As members of the U.S. Air Force, we have all heard the standard definition of integrity, “doing the right thing even when no one is looking.” Another way to think of integrity, as the famous humorist Will Rogers said, is to “Live in such a way that you would not be ashamed to sell your parrot to the town gossip.”
Why is it that integrity is our first and most important core value? If you haven’t read the Air Force’s “The Little Blue Book” on our Core Values, it is truly a great place to start learning more about them. Integrity is broken down into eight moral traits:
Courage: This is the “do the right thing even when no one is looking” part. Have the guts to always do the right thing, even if it holds a degree of fear to do so. Sometimes the truth isn’t easy; however, it is still the truth.
Honesty: A person of integrity doesn’t cut corners, period. My old boss, retired General Peter Pace explains it this way: “Your integrity is sacrosanct. It is who you are. Never let anyone step on your integrity – that’s absolutely where you must stand solid.”
Responsibility: Acknowledge the duties which have been assigned to you, and carry them out to the best of your abilities, no matter how small the task may seem. Albert Einstein said, “Whoever is careless with the truth in small matters cannot be trusted with important matters.”
Accountability: Don’t shift blame to others when it is your responsibility. When you make a mistake, own your mistake. Conversely, don’t take credit for things that are the work of others. Make sure your Airmen shine before you do, always. When your boss asks you if that F-22 is ready to fly, if those performance reports were processed on time or if those routers were configured and are ready to accept network traffic, he or she needs to be able to take you at your word.
Justice: Similar actions must see similar rewards or punishments. If you’re in a position of command or to recommend judicial or non-judicial punishment to a commander, do your best to ensure that similar offenses receive similar punishment.
Openness: As a leader, you must encourage a free flow of information in both directions of the chain of command. Make sure you take the commander’s vision and translate it into mission accomplishment. At the same time, make sure your people are comfortable coming to you when they need help with personal or professional issues.
Self-Respect: The Little Blue Book says “A person of integrity does not behave in ways that would bring discredit upon himself or the organization to which he belongs.” This applies 24 hours a day, in or out of uniform. For example, a DUI received off-base still brings discredit upon you and the Air Force.

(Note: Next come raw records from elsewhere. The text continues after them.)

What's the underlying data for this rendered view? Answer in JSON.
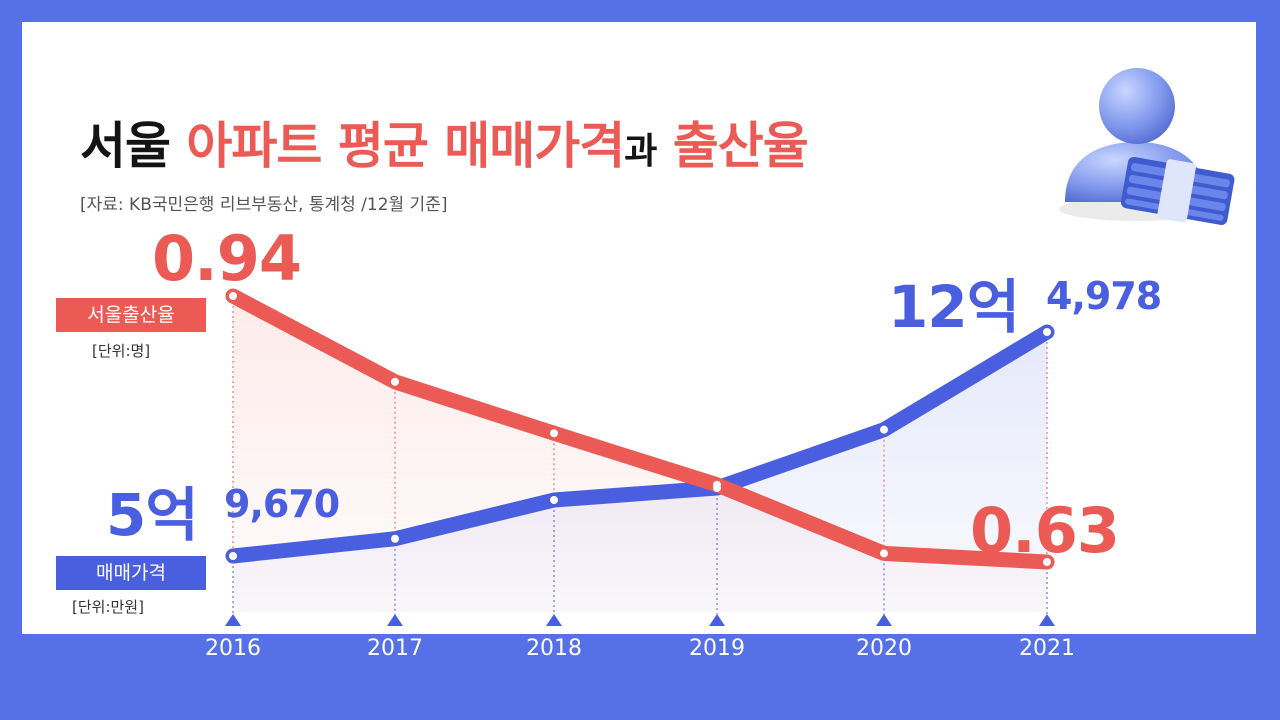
{
  "title": {
    "part1": "서울",
    "part2": "아파트 평균 매매가격",
    "part3": "과",
    "part4": "출산율"
  },
  "source": "[자료: KB국민은행 리브부동산, 통계청 /12월 기준]",
  "labels": {
    "birth_tag": "서울출산율",
    "birth_unit": "[단위:명]",
    "price_tag": "매매가격",
    "price_unit": "[단위:만원]",
    "birth_first": "0.94",
    "birth_last": "0.63",
    "price_first_big": "5억",
    "price_first_small": "9,670",
    "price_last_big": "12억",
    "price_last_small": "4,978"
  },
  "colors": {
    "red": "#eb5a55",
    "blue": "#4a5fdf",
    "frame": "#5670e8"
  },
  "icon": "person-with-money-icon",
  "chart_data": {
    "type": "line",
    "x": [
      "2016",
      "2017",
      "2018",
      "2019",
      "2020",
      "2021"
    ],
    "series": [
      {
        "name": "서울출산율",
        "unit": "명",
        "values": [
          0.94,
          0.84,
          0.78,
          0.72,
          0.64,
          0.63
        ]
      },
      {
        "name": "매매가격",
        "unit": "만원",
        "values": [
          59670,
          64700,
          76000,
          79500,
          96500,
          124978
        ]
      }
    ]
  }
}
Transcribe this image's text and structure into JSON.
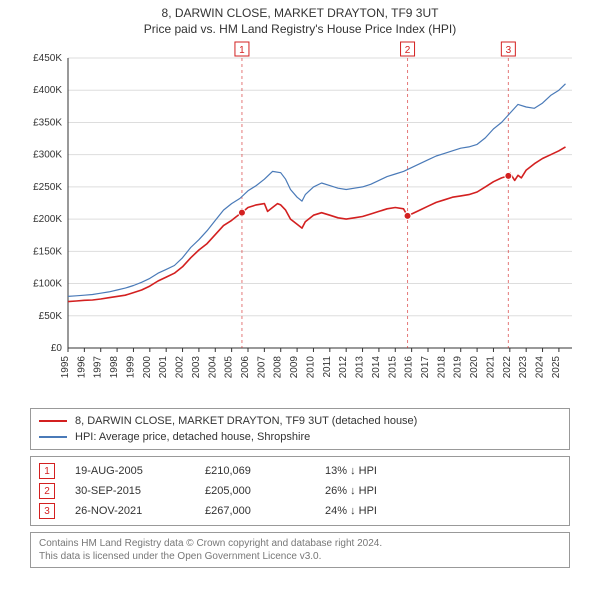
{
  "title_line1": "8, DARWIN CLOSE, MARKET DRAYTON, TF9 3UT",
  "title_line2": "Price paid vs. HM Land Registry's House Price Index (HPI)",
  "chart": {
    "type": "line",
    "xlim": [
      1995,
      2025.8
    ],
    "ylim": [
      0,
      450000
    ],
    "ytick_step": 50000,
    "xticks": [
      1995,
      1996,
      1997,
      1998,
      1999,
      2000,
      2001,
      2002,
      2003,
      2004,
      2005,
      2006,
      2007,
      2008,
      2009,
      2010,
      2011,
      2012,
      2013,
      2014,
      2015,
      2016,
      2017,
      2018,
      2019,
      2020,
      2021,
      2022,
      2023,
      2024,
      2025
    ],
    "ytick_labels": [
      "£0",
      "£50K",
      "£100K",
      "£150K",
      "£200K",
      "£250K",
      "£300K",
      "£350K",
      "£400K",
      "£450K"
    ],
    "grid_color": "#dddddd",
    "background_color": "#ffffff",
    "series": [
      {
        "name": "property",
        "label": "8, DARWIN CLOSE, MARKET DRAYTON, TF9 3UT (detached house)",
        "color": "#d32020",
        "width": 1.6,
        "data": [
          [
            1995.0,
            72000
          ],
          [
            1995.5,
            73000
          ],
          [
            1996.0,
            74000
          ],
          [
            1996.5,
            74500
          ],
          [
            1997.0,
            76000
          ],
          [
            1997.5,
            78000
          ],
          [
            1998.0,
            80000
          ],
          [
            1998.5,
            82000
          ],
          [
            1999.0,
            86000
          ],
          [
            1999.5,
            90000
          ],
          [
            2000.0,
            96000
          ],
          [
            2000.5,
            104000
          ],
          [
            2001.0,
            110000
          ],
          [
            2001.5,
            116000
          ],
          [
            2002.0,
            126000
          ],
          [
            2002.5,
            140000
          ],
          [
            2003.0,
            152000
          ],
          [
            2003.5,
            162000
          ],
          [
            2004.0,
            176000
          ],
          [
            2004.5,
            190000
          ],
          [
            2005.0,
            198000
          ],
          [
            2005.3,
            204000
          ],
          [
            2005.4,
            206000
          ],
          [
            2005.5,
            209000
          ],
          [
            2005.63,
            210069
          ],
          [
            2006.0,
            218000
          ],
          [
            2006.5,
            222000
          ],
          [
            2007.0,
            224000
          ],
          [
            2007.2,
            212000
          ],
          [
            2007.5,
            218000
          ],
          [
            2007.8,
            224000
          ],
          [
            2008.0,
            222000
          ],
          [
            2008.3,
            214000
          ],
          [
            2008.6,
            200000
          ],
          [
            2009.0,
            192000
          ],
          [
            2009.3,
            186000
          ],
          [
            2009.5,
            196000
          ],
          [
            2010.0,
            206000
          ],
          [
            2010.5,
            210000
          ],
          [
            2011.0,
            206000
          ],
          [
            2011.5,
            202000
          ],
          [
            2012.0,
            200000
          ],
          [
            2012.5,
            202000
          ],
          [
            2013.0,
            204000
          ],
          [
            2013.5,
            208000
          ],
          [
            2014.0,
            212000
          ],
          [
            2014.5,
            216000
          ],
          [
            2015.0,
            218000
          ],
          [
            2015.5,
            216000
          ],
          [
            2015.75,
            205000
          ],
          [
            2016.0,
            208000
          ],
          [
            2016.5,
            214000
          ],
          [
            2017.0,
            220000
          ],
          [
            2017.5,
            226000
          ],
          [
            2018.0,
            230000
          ],
          [
            2018.5,
            234000
          ],
          [
            2019.0,
            236000
          ],
          [
            2019.5,
            238000
          ],
          [
            2020.0,
            242000
          ],
          [
            2020.5,
            250000
          ],
          [
            2021.0,
            258000
          ],
          [
            2021.5,
            264000
          ],
          [
            2021.9,
            267000
          ],
          [
            2022.0,
            272000
          ],
          [
            2022.3,
            260000
          ],
          [
            2022.5,
            268000
          ],
          [
            2022.7,
            264000
          ],
          [
            2023.0,
            276000
          ],
          [
            2023.5,
            286000
          ],
          [
            2024.0,
            294000
          ],
          [
            2024.5,
            300000
          ],
          [
            2025.0,
            306000
          ],
          [
            2025.4,
            312000
          ]
        ]
      },
      {
        "name": "hpi",
        "label": "HPI: Average price, detached house, Shropshire",
        "color": "#4a7ab8",
        "width": 1.2,
        "data": [
          [
            1995.0,
            80000
          ],
          [
            1995.5,
            81000
          ],
          [
            1996.0,
            82000
          ],
          [
            1996.5,
            83000
          ],
          [
            1997.0,
            85000
          ],
          [
            1997.5,
            87000
          ],
          [
            1998.0,
            90000
          ],
          [
            1998.5,
            93000
          ],
          [
            1999.0,
            97000
          ],
          [
            1999.5,
            102000
          ],
          [
            2000.0,
            108000
          ],
          [
            2000.5,
            116000
          ],
          [
            2001.0,
            122000
          ],
          [
            2001.5,
            128000
          ],
          [
            2002.0,
            140000
          ],
          [
            2002.5,
            156000
          ],
          [
            2003.0,
            168000
          ],
          [
            2003.5,
            182000
          ],
          [
            2004.0,
            198000
          ],
          [
            2004.5,
            214000
          ],
          [
            2005.0,
            224000
          ],
          [
            2005.5,
            232000
          ],
          [
            2006.0,
            244000
          ],
          [
            2006.5,
            252000
          ],
          [
            2007.0,
            262000
          ],
          [
            2007.5,
            274000
          ],
          [
            2008.0,
            272000
          ],
          [
            2008.3,
            262000
          ],
          [
            2008.6,
            246000
          ],
          [
            2009.0,
            234000
          ],
          [
            2009.3,
            228000
          ],
          [
            2009.5,
            238000
          ],
          [
            2010.0,
            250000
          ],
          [
            2010.5,
            256000
          ],
          [
            2011.0,
            252000
          ],
          [
            2011.5,
            248000
          ],
          [
            2012.0,
            246000
          ],
          [
            2012.5,
            248000
          ],
          [
            2013.0,
            250000
          ],
          [
            2013.5,
            254000
          ],
          [
            2014.0,
            260000
          ],
          [
            2014.5,
            266000
          ],
          [
            2015.0,
            270000
          ],
          [
            2015.5,
            274000
          ],
          [
            2016.0,
            280000
          ],
          [
            2016.5,
            286000
          ],
          [
            2017.0,
            292000
          ],
          [
            2017.5,
            298000
          ],
          [
            2018.0,
            302000
          ],
          [
            2018.5,
            306000
          ],
          [
            2019.0,
            310000
          ],
          [
            2019.5,
            312000
          ],
          [
            2020.0,
            316000
          ],
          [
            2020.5,
            326000
          ],
          [
            2021.0,
            340000
          ],
          [
            2021.5,
            350000
          ],
          [
            2022.0,
            364000
          ],
          [
            2022.5,
            378000
          ],
          [
            2023.0,
            374000
          ],
          [
            2023.5,
            372000
          ],
          [
            2024.0,
            380000
          ],
          [
            2024.5,
            392000
          ],
          [
            2025.0,
            400000
          ],
          [
            2025.4,
            410000
          ]
        ]
      }
    ],
    "markers": [
      {
        "n": "1",
        "x": 2005.63,
        "y": 210069,
        "line_color": "#d32020"
      },
      {
        "n": "2",
        "x": 2015.75,
        "y": 205000,
        "line_color": "#d32020"
      },
      {
        "n": "3",
        "x": 2021.91,
        "y": 267000,
        "line_color": "#d32020"
      }
    ],
    "marker_badge_border": "#d32020",
    "marker_badge_text": "#d32020",
    "marker_line_dash": "3,3"
  },
  "legend_box_border": "#999999",
  "events": [
    {
      "n": "1",
      "date": "19-AUG-2005",
      "price": "£210,069",
      "delta": "13% ↓ HPI"
    },
    {
      "n": "2",
      "date": "30-SEP-2015",
      "price": "£205,000",
      "delta": "26% ↓ HPI"
    },
    {
      "n": "3",
      "date": "26-NOV-2021",
      "price": "£267,000",
      "delta": "24% ↓ HPI"
    }
  ],
  "footer_line1": "Contains HM Land Registry data © Crown copyright and database right 2024.",
  "footer_line2": "This data is licensed under the Open Government Licence v3.0."
}
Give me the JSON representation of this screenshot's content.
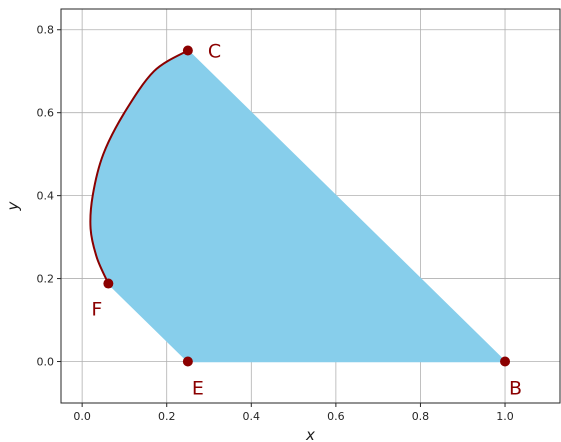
{
  "chart_data": {
    "type": "scatter",
    "title": "",
    "xlabel": "x",
    "ylabel": "y",
    "xlim": [
      -0.05,
      1.13
    ],
    "ylim": [
      -0.1,
      0.85
    ],
    "xticks": [
      0.0,
      0.2,
      0.4,
      0.6,
      0.8,
      1.0
    ],
    "yticks": [
      0.0,
      0.2,
      0.4,
      0.6,
      0.8
    ],
    "xtick_labels": [
      "0.0",
      "0.2",
      "0.4",
      "0.6",
      "0.8",
      "1.0"
    ],
    "ytick_labels": [
      "0.0",
      "0.2",
      "0.4",
      "0.6",
      "0.8"
    ],
    "grid": true,
    "colors": {
      "region": "#87ceeb",
      "curve": "#8b0000",
      "points": "#8b0000",
      "grid": "#b0b0b0"
    },
    "region": {
      "vertices": [
        {
          "x": 0.25,
          "y": 0.75
        },
        {
          "x": 0.17,
          "y": 0.7
        },
        {
          "x": 0.1,
          "y": 0.6
        },
        {
          "x": 0.05,
          "y": 0.5
        },
        {
          "x": 0.025,
          "y": 0.4
        },
        {
          "x": 0.02,
          "y": 0.32
        },
        {
          "x": 0.035,
          "y": 0.25
        },
        {
          "x": 0.062,
          "y": 0.188
        },
        {
          "x": 0.25,
          "y": 0.0
        },
        {
          "x": 1.0,
          "y": 0.0
        }
      ]
    },
    "curve": {
      "points": [
        {
          "x": 0.25,
          "y": 0.75
        },
        {
          "x": 0.17,
          "y": 0.7
        },
        {
          "x": 0.1,
          "y": 0.6
        },
        {
          "x": 0.05,
          "y": 0.5
        },
        {
          "x": 0.025,
          "y": 0.4
        },
        {
          "x": 0.02,
          "y": 0.32
        },
        {
          "x": 0.035,
          "y": 0.25
        },
        {
          "x": 0.062,
          "y": 0.188
        }
      ]
    },
    "labeled_points": [
      {
        "label": "C",
        "x": 0.25,
        "y": 0.75,
        "label_pos": "right"
      },
      {
        "label": "F",
        "x": 0.062,
        "y": 0.188,
        "label_pos": "below-left"
      },
      {
        "label": "E",
        "x": 0.25,
        "y": 0.0,
        "label_pos": "below-right"
      },
      {
        "label": "B",
        "x": 1.0,
        "y": 0.0,
        "label_pos": "below-right"
      }
    ]
  }
}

Humility: A person of integrity is humble. We need to be humble about the fact that we are leaders; regardless of the number of stripes on your sleeve, or what metal rank you wear on your collar, you are a leader. Be humble about the fact that we all lead America’s sons and daughters. Just think about the kind of leader you’d want to have leading your own child, and be that person.
In my opinion, without integrity, the other two core values lose significance. If people don’t believe your word, then how do they know that you’re truly putting service before self? How do they know you don’t have an ulterior motive for doing what you do? If your people don’t trust you to do what is right, how can they know that you give 100 percent effort in providing “excellence in all you do?”
When making a decision about whether or not you should do something, it might help to ask yourself this: If your choice was printed on the front page of the newspaper tomorrow, would you be okay about it? How will you feel about yourself tomorrow after the decision is made? An additional consideration I make is whether I can go home to my wife and kids, look them in the eye, and proudly say what I did today. Would my wife or kids ever be ashamed of my choices?
I recently spoke with Staff Sgt. Myranda Hinguanzo from the 1st Operations Support Squadron Flight Records office, Langley Air Force Base, Va., to get her perspective on integrity.
“I’ve learned that someone is always watching,” she said. “From the chief in my unit who from time to time requires my expertise, to the newly assigned airman sitting across the room from me, to my 3-year-old son who mimics everything I do and say.
“I want to set the example for those watching so that it naturally becomes a part of who they are and what they stand for as well,” she continued.
If at some point you’ve set poor examples for subordinates, you may have lost your integrity in the eyes of your Airmen, and they will lose confidence in your ability to lead them in any and all ways.
To turn this situation around, assess what you did wrong and learn from your mistakes. Learning mistakes means not repeating them. Let’s say you’ve been arriving to work late on a regular basis. You may realize it’s time to change your ways and apologize to your Airmen.
Your Airmen can and should accept your apology; however, if you begin to arrive late again, obviously the lesson hasn’t yet been learned, and it will be even harder to regain their respect.
All three of our core values are vital to our Air Force being the best air, space and cyberspace force in the world; however, without first dedicating ourselves to living a life of integrity, on or off-duty, we cannot truly place service before ourselves, nor can we display excellence in all we do.